La pequeña Jerusalén

Crítica de Ricardo Ottone - Subjetiva

Mujeres judías al borde de un ataque de angustia existencial

Sarcelles es un barrio de las afueras de París al que se lo llama popularmente “La Pequeña Jerusalén” por ser uno de los lugares de mayor concentración de la colectividad judía. Algo así como una versión parisina y suburbana de Once o Villa Crespo. Si Daniel Burman filmara en Francia posiblemente ambientaría alguna de sus películas allí. Eso si Burman además perdiera totalmente el sentido del humor y su nivel de pretenciosidad alcanzara dimensiones titánicas.

Las protagonistas son Laura y Mathilde, dos hermanas que viven en un departamento en el barrio del título junto a su familia. Laura tiene 18 años, estudia filosofía y es algo así como la rebelde de la familia, rechazando el orden religioso para abrazar el no menos estricto del imperativo categórico kantiano. Semejante alejamiento de la tradición que la familia acata estrictamente solo puede acarrearle reproches y chicanas a mansalva. Mathilde esta casada y tiene cuatro hijos pequeños, Tanto ella como su marido siguen los preceptos ortodoxos al pie de la letra. Completa el grupo familiar la madre de ambas, una señora de buenas intenciones pero tan metida e hinchapelotas que parece respetar a rajatabla no solo la tradición hebraica sino también el estereotipo de la madre judía. Amabas hermanas van a vivir un momento de crisis personal y angustia existencial. Laura, cuya vida ya dista de lo que construye en sus sueños de independencia, se enamora de un trabajador argelino de familia musulmana con lo que viene a sumar otro motivo a los sermones familiares. Por otro lado no la ayuda una personalidad rígida y reprimida que racionaliza e intelectualiza todo y no se permite ningún rasgo de espontaneidad. Su rebeldía además tiene las alitas muy cortas y así es como amaga todo el tiempo con irse de la casa pero no se puede decir que haga avanzar mucho ese proyecto. Mathilde descubre que su marido la engaña y cuando lo encara acepta muy obediente su explicación de que ella es la causante debido a su actitud reprimida ante la sexualidad que le impide cumplir sus deberes de esposa. Como termina asumiendo la culpa (cosa que nadie le discute), va a consultar con una guía de la sinagoga acerca de cual es la manera correcta de satisfacer las necesidades del marido sin ofender a Dios. Ambas parecen estar en lados opuestos del espectro pero el resultado es el mismo: la represión del deseo, el acallamiento de las pasiones, la frustración y la angustia.

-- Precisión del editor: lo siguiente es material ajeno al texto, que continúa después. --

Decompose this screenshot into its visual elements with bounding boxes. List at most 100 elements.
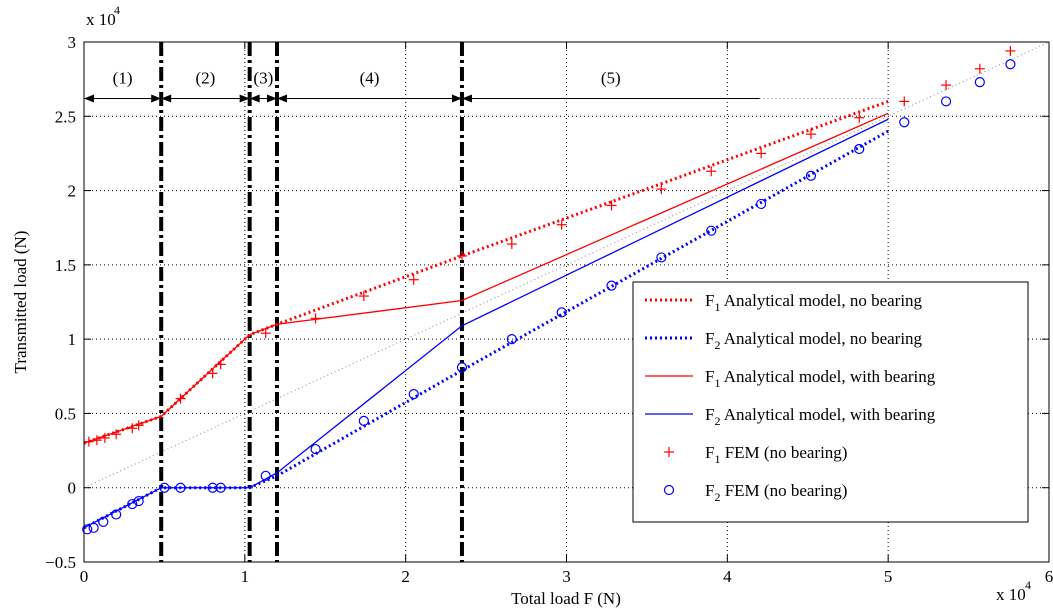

El tono del relato es de una gravedad que parece ser el imperativo -kantiano o no- para los temas importantes que se tratan. Así desfilan en solemne caravana los mandatos familiares, las pasiones amorosas, la represión sexual, el deseo de superación y realización, el racismo, y la tensión entre el deseo y la pasión versus la tradición y el deber. Semejante sumatoria contribuye a una pretensión que le dan al film el peso de un yunque y, peor aun, para la que no tiene resto. En eso se parece un poco a su protagonista, que amaga con despegar definitivamente para no ir demasiado lejos porque no se atreve o no puede.